Aquilo que penso. Aquilo que sinto. Aquilo que sou.

Aquilo que penso. Aquilo que sinto. Aquilo que sou.

07
Mai16

Bullying (parte 2)

Sr. Solitário

São 17 horas. O dia começa a findar-se, pois estamos no horário de inverno. Não tive a ultima aula do dia mas tenho que esperar pela hora do autocarro aqui dentro da escola. O autocarro chega sempre por volta das 18:30 só. Para passar o tempo caminho pela escola e fantasio muitas coisas na minha mente, brinco ao faz de conta.

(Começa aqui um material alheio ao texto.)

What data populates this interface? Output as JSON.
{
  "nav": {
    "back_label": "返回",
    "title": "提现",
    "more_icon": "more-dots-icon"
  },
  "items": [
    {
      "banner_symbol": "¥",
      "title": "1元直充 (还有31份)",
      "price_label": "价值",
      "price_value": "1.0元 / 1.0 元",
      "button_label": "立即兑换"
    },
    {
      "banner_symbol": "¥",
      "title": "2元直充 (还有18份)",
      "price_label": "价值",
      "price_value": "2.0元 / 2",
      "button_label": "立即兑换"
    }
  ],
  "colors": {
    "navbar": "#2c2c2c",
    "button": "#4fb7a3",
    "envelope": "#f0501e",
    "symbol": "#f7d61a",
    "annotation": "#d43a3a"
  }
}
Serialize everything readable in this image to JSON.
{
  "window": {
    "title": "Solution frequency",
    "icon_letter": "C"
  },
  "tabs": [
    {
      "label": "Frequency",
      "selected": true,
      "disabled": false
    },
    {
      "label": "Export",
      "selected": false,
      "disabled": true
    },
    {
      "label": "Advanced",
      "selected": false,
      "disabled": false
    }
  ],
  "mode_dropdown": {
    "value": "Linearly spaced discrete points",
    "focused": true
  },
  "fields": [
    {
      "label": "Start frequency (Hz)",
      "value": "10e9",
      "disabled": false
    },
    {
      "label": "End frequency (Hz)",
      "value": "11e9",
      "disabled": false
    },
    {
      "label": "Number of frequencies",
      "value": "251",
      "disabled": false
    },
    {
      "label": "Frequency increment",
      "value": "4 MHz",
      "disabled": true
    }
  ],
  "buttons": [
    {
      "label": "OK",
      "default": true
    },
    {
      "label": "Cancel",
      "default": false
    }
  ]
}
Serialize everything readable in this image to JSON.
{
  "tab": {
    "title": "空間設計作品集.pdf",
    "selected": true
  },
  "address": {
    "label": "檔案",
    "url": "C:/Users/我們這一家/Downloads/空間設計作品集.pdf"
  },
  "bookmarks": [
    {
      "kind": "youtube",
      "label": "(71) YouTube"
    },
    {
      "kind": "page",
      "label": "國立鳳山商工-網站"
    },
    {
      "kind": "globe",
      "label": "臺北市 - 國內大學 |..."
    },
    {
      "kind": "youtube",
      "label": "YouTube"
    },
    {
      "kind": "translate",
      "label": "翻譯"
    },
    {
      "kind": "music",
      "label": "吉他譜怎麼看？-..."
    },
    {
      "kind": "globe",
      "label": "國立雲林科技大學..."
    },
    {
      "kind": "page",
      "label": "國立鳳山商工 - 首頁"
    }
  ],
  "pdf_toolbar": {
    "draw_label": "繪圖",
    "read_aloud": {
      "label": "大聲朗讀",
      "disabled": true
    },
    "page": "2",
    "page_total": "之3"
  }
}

Existe um mundo paralelo na minha cabeça, um mundo imaginário, sonhador. Nesse mundo acontece tudo aquilo que eu quero que aconteça. Nesse meu próprio mundo eu sou um herói e todos os alunos da escola gostam de mim e dão-me palmadas nas costas, congratulando-me.

 

Depois de um dia exaustivo de aulas com algumas agressões verbais à mistura, a minha vontade é chegar rapidamente a casa, jantar e ver televisão até à hora de me deitar. Ou então brincar com os meus verdadeiros amigos, os meus vizinhos. Na escola não tenho amigos, só pessoas que gozam comigo e me tratam como se fosse lixo.

 

De repente, eis que surgem dois rapazes na minha direção. Não gosto deles... Fazem-me coisas horríveis. O meu coração começa a bater descompassadamente. Dá-me um frio na barriga... Nunca senti tanto medo em toda a minha vida, pois eu sei o que aí vinha...

A primeira coisa que me dizem quando chegam perto de mim é apenas um "olá".

Seguidamente cospem-me na cara!

Escondo a cara com os braços, horrorizado. Continuo a caminhar pensando que isto acaba por ali. Mas eles continuam. Cospem-me da cabeça aos pés deixando-me sujo, nojento! Tento fugir, mas um deles agarra-me para que não possa fugir mais. O outro continua a cuspir. Riem-se muito de mim e daquilo que estão a fazer.

Não digo nada, fico em silêncio. Não sei que dizer, mesmo que diga alguma coisa será pior para mim. Podem-me bater.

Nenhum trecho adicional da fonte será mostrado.